Oct. 23, 2018
A growing body of research is confirming what teachers have known for a while: culturally responsive practices work. These strategies—which include using culturally relevant curriculum, affirming students’ cultural identity, among other actions—have been shown to move the needle on a host of student outcomes, from attendance to grade point average. Now a recently released study published in School Psychology Review unveils another potential benefit: improved behavior.
Researchers observed over 200 elementary and middle school teachers in their classrooms and found that a number of behaviors indicative of culturally responsive teaching (e.g., using culturally relevant artifacts, storytelling and sharing, and planning lessons related to the real world) as well as behaviors that constitute proactive behavior management (e.g., giving clear instructions, clearly explaining objectives, and rewarding students for positive behaviors) were associated with positive student behaviors, such as cooperation and engagement.
While encouraging, it’s important to note that only a moderate positive association was found between culturally responsive teaching practices and students’ behavior. Researchers also found that culturally responsive practice was generally low among teachers when compared to teachers’ use of proactive behavior management techniques. This finding can be chalked up to a critical limitation of the study, which was that researchers only observed teachers during a 15 minute period. However, the findings may also indicate that teachers in the study have received inadequate preparation in this area.
Elsewhere, the findings are more surprising. For instance, researchers surveyed teachers about their confidence working in multicultural settings and managing challenging behaviors, and found that teachers’ perceptions about their own skills did not match up with the behavior researchers observed. In fact, researchers found that teachers’ ratings of their ability to employ behavior management and culturally responsive teaching were actually negatively associated with their behavior management practice. In other words, teachers overestimated their competencies. For this reason, researchers emphasize the need for additional research on the impact of culturally responsive teaching that involves observing teaching and learning in action.

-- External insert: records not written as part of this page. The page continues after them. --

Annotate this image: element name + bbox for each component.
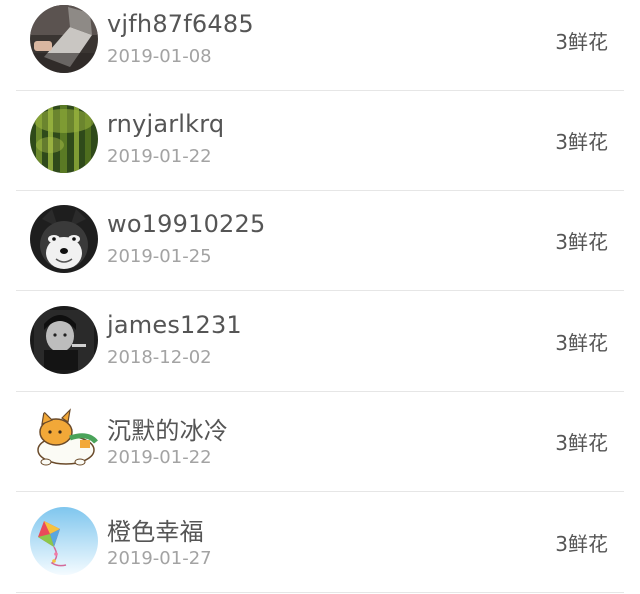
list-item[interactable]: james1231 2018-12-02 3鲜花 [0,291,640,392]
username: 橙色幸福 [107,518,204,546]
flower-count: 3鲜花 [555,230,608,254]
laptop-photo-avatar[interactable] [30,5,98,73]
username: rnyjarlkrq [107,110,225,138]
flower-count: 3鲜花 [555,130,608,154]
username: james1231 [107,311,242,339]
flower-count: 3鲜花 [555,431,608,455]
divider [16,592,624,593]
list-item[interactable]: 橙色幸福 2019-01-27 3鲜花 [0,492,640,593]
flower-count: 3鲜花 [555,532,608,556]
list-item[interactable]: rnyjarlkrq 2019-01-22 3鲜花 [0,90,640,191]
user-gift-list: vjfh87f6485 2019-01-08 3鲜花 rnyjarlkrq 20… [0,0,640,594]
bw-portrait-avatar[interactable] [30,306,98,374]
bamboo-photo-avatar[interactable] [30,105,98,173]
kite-sky-avatar[interactable] [30,507,98,575]
date-label: 2019-01-22 [107,447,212,468]
cartoon-cat-avatar[interactable] [30,406,98,474]
date-label: 2018-12-02 [107,347,212,368]
list-item[interactable]: wo19910225 2019-01-25 3鲜花 [0,190,640,291]
date-label: 2019-01-22 [107,146,212,167]
date-label: 2019-01-27 [107,548,212,569]
list-item[interactable]: 沉默的冰冷 2019-01-22 3鲜花 [0,391,640,492]
flower-count: 3鲜花 [555,331,608,355]
username: wo19910225 [107,210,266,238]
flower-count: 3鲜花 [555,30,608,54]
husky-dog-avatar[interactable] [30,205,98,273]
username: vjfh87f6485 [107,10,254,38]
date-label: 2019-01-08 [107,46,212,67]
date-label: 2019-01-25 [107,246,212,267]
username: 沉默的冰冷 [107,417,228,445]
list-item[interactable]: vjfh87f6485 2019-01-08 3鲜花 [0,0,640,91]
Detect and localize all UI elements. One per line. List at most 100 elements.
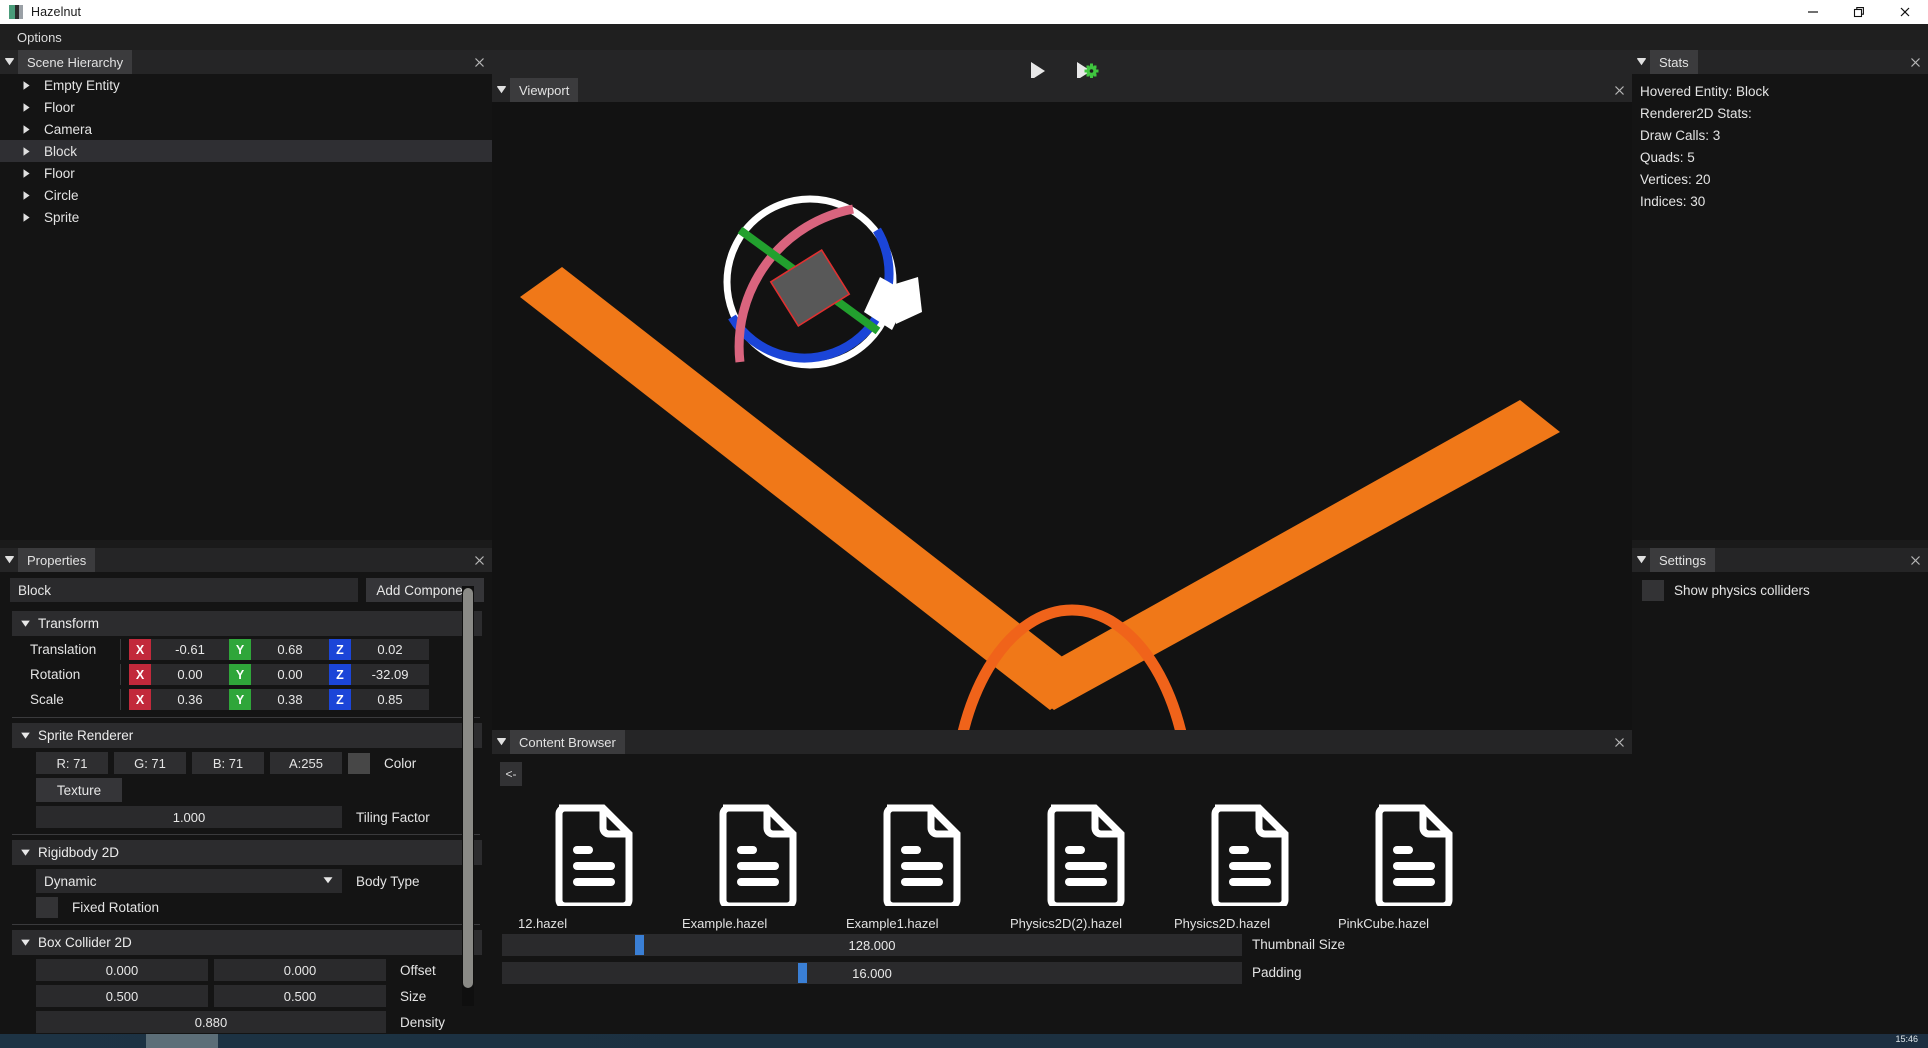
content-browser-header: Content Browser bbox=[492, 730, 1632, 754]
maximize-icon[interactable] bbox=[1836, 0, 1882, 24]
tiling-factor-input[interactable]: 1.000 bbox=[36, 806, 342, 828]
show-physics-colliders-checkbox[interactable] bbox=[1642, 580, 1664, 601]
body-type-select[interactable]: Dynamic bbox=[36, 869, 342, 893]
entity-name-input[interactable]: Block bbox=[10, 578, 359, 602]
expand-triangle-icon[interactable] bbox=[22, 146, 38, 157]
panel-tab-label[interactable]: Viewport bbox=[510, 78, 579, 102]
back-button[interactable]: <- bbox=[500, 762, 522, 786]
content-file-item[interactable]: Example1.hazel bbox=[840, 802, 1004, 931]
axis-y-badge: Y bbox=[229, 664, 251, 685]
file-name-label: Physics2D(2).hazel bbox=[1010, 916, 1122, 931]
axis-y-badge: Y bbox=[229, 639, 251, 660]
panel-tab-label[interactable]: Scene Hierarchy bbox=[18, 50, 133, 74]
slider-knob[interactable] bbox=[635, 935, 645, 955]
close-icon[interactable] bbox=[1902, 50, 1928, 74]
header-filler bbox=[1714, 548, 1902, 572]
axis-z-input[interactable]: 0.02 bbox=[351, 639, 429, 660]
properties-scrollbar[interactable] bbox=[462, 586, 474, 1006]
close-icon[interactable] bbox=[1902, 548, 1928, 572]
content-file-item[interactable]: PinkCube.hazel bbox=[1332, 802, 1496, 931]
close-icon[interactable] bbox=[1606, 78, 1632, 102]
stats-line: Indices: 30 bbox=[1640, 193, 1706, 209]
transform-component-header[interactable]: Transform bbox=[12, 611, 482, 636]
axis-z-input[interactable]: -32.09 bbox=[351, 664, 429, 685]
expand-triangle-icon[interactable] bbox=[22, 212, 38, 223]
scene-entity-row[interactable]: Empty Entity bbox=[0, 74, 492, 96]
axis-y-badge: Y bbox=[229, 689, 251, 710]
axis-y-input[interactable]: 0.68 bbox=[251, 639, 329, 660]
texture-button[interactable]: Texture bbox=[36, 778, 122, 802]
color-b-field[interactable]: B: 71 bbox=[192, 752, 264, 774]
scene-entity-row[interactable]: Sprite bbox=[0, 206, 492, 228]
color-g-field[interactable]: G: 71 bbox=[114, 752, 186, 774]
scene-entity-label: Camera bbox=[44, 121, 93, 137]
color-label: Color bbox=[384, 755, 417, 771]
close-icon[interactable] bbox=[1606, 730, 1632, 754]
menubar: Options bbox=[0, 24, 1928, 50]
minimize-icon[interactable] bbox=[1790, 0, 1836, 24]
scene-entity-row[interactable]: Block bbox=[0, 140, 492, 162]
window-title: Hazelnut bbox=[31, 5, 82, 19]
content-file-item[interactable]: Example.hazel bbox=[676, 802, 840, 931]
viewport-canvas[interactable] bbox=[492, 102, 1632, 730]
collapse-caret-icon[interactable] bbox=[1632, 548, 1650, 572]
axis-y-input[interactable]: 0.38 bbox=[251, 689, 329, 710]
close-icon[interactable] bbox=[1882, 0, 1928, 24]
collapse-caret-icon[interactable] bbox=[492, 730, 510, 754]
collapse-caret-icon[interactable] bbox=[0, 548, 18, 572]
thumbnail-size-slider[interactable]: 128.000 bbox=[502, 934, 1242, 956]
scene-entity-label: Circle bbox=[44, 187, 79, 203]
expand-triangle-icon[interactable] bbox=[22, 80, 38, 91]
content-file-item[interactable]: Physics2D(2).hazel bbox=[1004, 802, 1168, 931]
collapse-caret-icon[interactable] bbox=[1632, 50, 1650, 74]
padding-slider[interactable]: 16.000 bbox=[502, 962, 1242, 984]
expand-triangle-icon[interactable] bbox=[22, 190, 38, 201]
panel-tab-label[interactable]: Settings bbox=[1650, 548, 1715, 572]
color-r-field[interactable]: R: 71 bbox=[36, 752, 108, 774]
chevron-down-icon bbox=[12, 937, 38, 948]
slider-knob[interactable] bbox=[798, 963, 807, 983]
offset-y-input[interactable]: 0.000 bbox=[214, 959, 386, 981]
content-browser-body: <- 12.hazel Example.hazel Example1.hazel Ph… bbox=[492, 754, 1632, 1048]
stats-list: Hovered Entity: Block Renderer2D Stats: Dr… bbox=[1632, 74, 1928, 540]
collapse-caret-icon[interactable] bbox=[0, 50, 18, 74]
boxcollider2d-component-header[interactable]: Box Collider 2D bbox=[12, 930, 482, 955]
panel-tab-label[interactable]: Content Browser bbox=[510, 730, 625, 754]
sprite-renderer-component-header[interactable]: Sprite Renderer bbox=[12, 723, 482, 748]
taskbar-active-app[interactable] bbox=[146, 1034, 218, 1048]
stats-header: Stats bbox=[1632, 50, 1928, 74]
scene-entity-row[interactable]: Floor bbox=[0, 162, 492, 184]
os-taskbar[interactable]: 15:46 bbox=[0, 1034, 1928, 1048]
transform-title: Transform bbox=[38, 616, 100, 631]
axis-y-input[interactable]: 0.00 bbox=[251, 664, 329, 685]
color-swatch[interactable] bbox=[348, 752, 370, 774]
fixed-rotation-checkbox[interactable] bbox=[36, 897, 58, 918]
content-file-item[interactable]: 12.hazel bbox=[512, 802, 676, 931]
offset-x-input[interactable]: 0.000 bbox=[36, 959, 208, 981]
vector-fields: X -0.61 Y 0.68 Z 0.02 bbox=[129, 639, 429, 660]
axis-z-input[interactable]: 0.85 bbox=[351, 689, 429, 710]
scene-entity-row[interactable]: Camera bbox=[0, 118, 492, 140]
size-x-input[interactable]: 0.500 bbox=[36, 985, 208, 1007]
menu-item-options[interactable]: Options bbox=[7, 28, 72, 47]
scene-entity-row[interactable]: Circle bbox=[0, 184, 492, 206]
rigidbody2d-component-header[interactable]: Rigidbody 2D bbox=[12, 840, 482, 865]
axis-x-badge: X bbox=[129, 639, 151, 660]
axis-x-input[interactable]: 0.00 bbox=[151, 664, 229, 685]
close-icon[interactable] bbox=[466, 548, 492, 572]
content-file-item[interactable]: Physics2D.hazel bbox=[1168, 802, 1332, 931]
color-a-field[interactable]: A:255 bbox=[270, 752, 342, 774]
expand-triangle-icon[interactable] bbox=[22, 102, 38, 113]
expand-triangle-icon[interactable] bbox=[22, 168, 38, 179]
axis-x-input[interactable]: -0.61 bbox=[151, 639, 229, 660]
axis-x-input[interactable]: 0.36 bbox=[151, 689, 229, 710]
size-y-input[interactable]: 0.500 bbox=[214, 985, 386, 1007]
scene-entity-row[interactable]: Floor bbox=[0, 96, 492, 118]
close-icon[interactable] bbox=[466, 50, 492, 74]
panel-tab-label[interactable]: Stats bbox=[1650, 50, 1698, 74]
expand-triangle-icon[interactable] bbox=[22, 124, 38, 135]
panel-tab-label[interactable]: Properties bbox=[18, 548, 96, 572]
stats-line: Hovered Entity: Block bbox=[1640, 83, 1770, 99]
collapse-caret-icon[interactable] bbox=[492, 78, 510, 102]
density-input[interactable]: 0.880 bbox=[36, 1011, 386, 1033]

Addressing gaps in the research
Many call for increasing the availability of research-aligned professional development in culturally responsive teaching strategies. The unfortunate reality is rigorous research studies on effective culturally responsive instruction are rare.
As I’ve previously written, the lack of rigorous, large-scale studies on the impact of culturally responsive teaching creates a number of problems. For one thing, if studies on culturally responsive teaching do not hold up to the rigorous standards set by the Every Student Succeeds Act (ESSA)’s research evidence provisions, this can keep culturally responsive teaching initiatives from certain federal funding streams that are tied to research evidence. The lack of studies that meet rigorous research standards also means many culturally responsive teaching interventions are kept out of well-known repositories of education research, such as What Works Clearinghouse (WWC), where they can be accessed by practitioners.
While an uptick of initiatives focused on culturally responsive teaching are emerging across the country, many are not coupled with a plan to evaluate their quality or impact—even though research on this approach is sorely needed. The good news is that education leaders at all levels can play a role in ensuring research on culturally responsive practices gains ground.
For their part, federal policymakers should continue to place value on developing education research, including by allocating resources to Regional Educational Laboratories (RELs) that can partner with educators and policymakers to conduct, interpret, and implement research on culturally responsive practices. A number of RELs are already doing so. Education Northwest, for instance, has synthesized existing research on culturally responsive practices and developed a popular guide for educators. More recently, Education Midwest has partnered with states to support and gauge the impact of culturally responsive teaching initiatives.
State education leaders can play a role by taking stock of current culturally responsive teaching initiatives in their state and incentivising their evaluation. To increase their capacity to do so, these leaders should consider fostering research-based partnerships with research organizations and universities. State education agencies should also develop processes for spotlighting and scaling up initiative that are found to have a positive impact on student outcomes.
Similarly, local education leaders should develop processes for identifying promising initiatives in their own districts and schools. With a fine-tuned feedback loop, local leaders are in a better position to support the scaling up of promising programs. Here too, local leaders can leverage research-based partnerships with research organizations, universities, and other districts. Building on this effort, local education leaders should ensure that resulting research actively informs policies and practices that govern teaching and learning in their respective districts and schools.
It’s clear that more needs to be done to ensure rigorous research on culturally responsive teaching is available and widely accessible—and education leadership at all levels can help answer that call.